Peter the Hermit was not tall, not handsome, not educated in theology, and rode a donkey instead of a horse. He ate nothing but fish and drank nothing but wine. He had spent years on pilgrimage, seen Jerusalem under Turkish rule, and come home burning with conviction that something had to be done. In a series of sermons across France and Germany in 1095 and 1096, he gathered two hundred thousand people — farmers, women, children, monks, knights — and led them east toward Jerusalem. Most of them died before they got there. But behind them came an actual army, and that army took the city.
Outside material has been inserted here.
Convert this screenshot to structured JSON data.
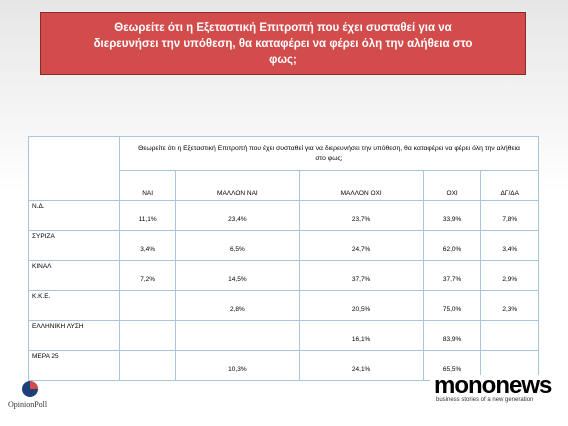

Peter the Hermit had been to Jerusalem and come back changed. He had made the pilgrimage sometime before 1095 — a difficult, dangerous journey from France through the Byzantine Empire and into the Holy Land, which had recently passed from relatively tolerant Arab rule to the Seljuk Turks, who had much less patience for Christian visitors wandering around their conquered territory. He had seen Christian pilgrims mistreated. He had seen churches neglected and holy sites in the hands of people who did not consider them holy. He had prayed in the Church of the Holy Sepulchre where Christ was said to have been buried, and he came home unable to stop thinking about what he had seen. When Pope Urban II called for a crusade at the Council of Clermont in November 1095 — a formal campaign to recapture Jerusalem from the Turks — Peter's private conviction and the Church's public call found each other at exactly the right moment.
Peter the Hermit's preaching tour through France and Germany in 1095-96 generated a spontaneous popular movement — the People's Crusade — that preceded the organized military campaign. Most of his followers never reached Jerusalem.
The Sermon That Moved a Continent
Peter was physically unimpressive. He was small, thin, and barefoot. He rode a donkey. He wore a rough hermit's robe. He was not a theologian or a bishop or a man of formal ecclesiastical standing. What he had was conviction of the kind that people can hear in someone's voice from fifty yards away. He began preaching in Berry in central France. People came to hear him and wept. Some kissed his donkey. He preached in Champagne, in Lorraine, in Germany. Everywhere he went the crowds gathered and many of them immediately decided to go with him to Jerusalem. Nobody had organized this. There were no logistics, no supplies planned, no military structure. People left their farms in the middle of the plowing season. Women with children attached themselves to the column. Elderly monks who had no business on a military expedition joined. A small number of actual knights came too, but the overwhelming majority of the gathering army were ordinary people who had heard Peter preach and decided that going to Jerusalem was what God wanted them to do. By the spring of 1096 he had somewhere between 100,000 and 200,000 people — ancient sources give wildly different numbers — marching east. It was the largest unplanned human movement in medieval European history.
The People's Crusade: What Happened When Enthusiasm Met Reality
The march through Germany produced atrocities. Groups within Peter's following attacked Jewish communities in the Rhineland, killing thousands on the reasoning that the enemies of God were present at home as well as in Jerusalem. Peter himself reportedly tried to stop some of these massacres and failed. The killing happened anyway. Through Hungary and into the Byzantine Empire, the column struggled. Food ran short. Some groups took what they needed from local populations. The Byzantine emperor Alexius, who had originally asked the Pope for help against the Turks, found himself managing a quarter-million hungry and increasingly desperate pilgrims tramping through his territory. He provided food, kept them moving, and got them across the Bosphorus into Asia Minor as quickly as possible. In Asia Minor, the Seljuk Turks were waiting. The People's Crusade was destroyed almost immediately. The Turks were professional cavalry soldiers. Peter's followers were mostly untrained farmers. A force that marched into Turkish territory was ambushed and cut to pieces. Another force met the main Turkish army and was annihilated. Of the hundreds of thousands who had followed Peter out of France and Germany, the vast majority were killed, enslaved, or simply lost somewhere along the roads of the eastern Mediterranean. Peter himself survived. He had remained at Constantinople during the final disasters and was not among the dead.